Sebenarnya tradisi itu sudah formalitas saja. Apapun kondisi hati hewan korban, si pemimpin upacara dan para tetua yang hadir akan bilang uratnya bagus. Makanya acara itu disebut juga "naring urat dia" atau memuji urat yang baik. Jadi, dari awalnya berupa ramalan, ia kini hanya semacam doa, ungkapan harapan.
Etnis Lamaholot yang mendiami ujung Timur Flores dan pulau-pulau kecil seperti Adonara, Solor, Lembata (Lomblen) hingga Alor (terutama Pantar) juga mempraktikkan hal ini. Setiap kampung etnis Lamaholot dipimpin oleh empat suku dengan masing-masing tugas spesifik.Â
Suku yang berposisi sebagai Hurin bertugas membunuh hewan korban dan merawal dengan cara membaca urat hati hewan tersebut. Ramalan itu digunakan untuk mengetahui musim tanam yang baik. Pada zaman dahulu ramalan juga terkait kemenangan perang.

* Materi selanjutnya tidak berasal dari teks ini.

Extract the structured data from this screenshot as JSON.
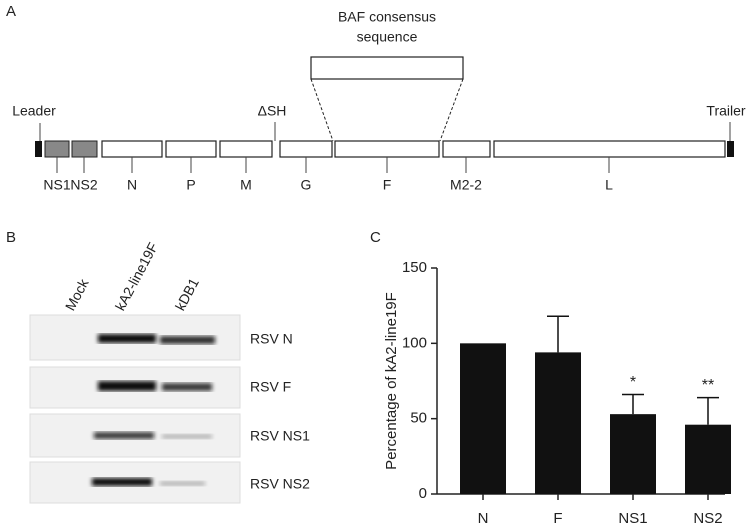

Di Pulau Timor, ketika terlibat di dalam advokasi melawan industri keruk marmer yang mengancam keberlangsungan ekologi, saya pernah diminta ikut serta di dalam upacara perang. Jika tak salah sekitar tahun 2006.Â
Ketika itu, setelah sebagian penolak tambang marmer dipenjara pemerintah, orang-orang yang hendak melanjutkan perjuangan telah bersiap-siap akan menduduki kantor bupati selama sebulan penuh. Sebagai persiapan, mereka mengadakan upacara perang di kampung tua yang terletak di persimpangan 3 sungai besar.
Ternyata inti dari upacara yang dimaksud adalah penyembelihan ayam korban dan membaca urat hati ayam. Saya terkesima. Rupanya penduduk penghuni punggung Gunung Mutis di Kabupaten TTS, Pulau Timor ini juga mempraktikkan hal serupa orang Manggarai di Barat Pulau Flores dan orang Lamaholot di Timur Pulau Flores. Padahal ketiganya adalah kebudayaan yang berbeda. Topogeni, genealogi, dan bahasa yang sama sekali berbeda.
Ketika film Exodus: God and King menampilkan hal serupa di Mesir jauh sebelum Masehi, saya pun terdorong untuk mencari tahu lebih jauh.
Rupanya praktik meramal (divination) dengan media organ dalam hewan korban sudah jamak di berbagai kebudayaan tua dunia. Praktik itu disebut extispicy.
Dalam kebudayaan Romawi, extispicy disebut haruspicina, berasal dari haru yang artinya organ dalam dan kata specere yang berarti melihat. Dalam kebudayaan Yunani, extispicy disebut hepatoskopia, yang berarti melihat hati. Romawi dan Yunani mengadopsi extispicy dari agama kuno Etruscan. Kebudayaan Etruscan juga mempengaruhi peradaban Phoenicia, peradaban tua di wilayah yang kini mencakup Lebanon, Israel dan Syria.
Kebudayaan lebih tua lagi yang mempraktikan extispicy adalah Babilonia di Mesopotamia, wilayah yang sekarang kita kenal sebagai Irak. Di kebudayaan ini, pendeta pembaca hati hewan kurban disebut baru. Agama orang Mesopotamia diadopsi ke dalam agama Hittite oleh masyarakat penghuni wilayah yang kini disebut Turki.
Informasi lebih detil tentang peradaban kuno yang mempraktikkan extispicy ini bisa Om-Tante baca dalam "Animals and Divination" yang ditulis Om Peter Struck untuk buku The Oxford Handbook of Animals in Classical Thought and Life yang terbit 2014 lalu.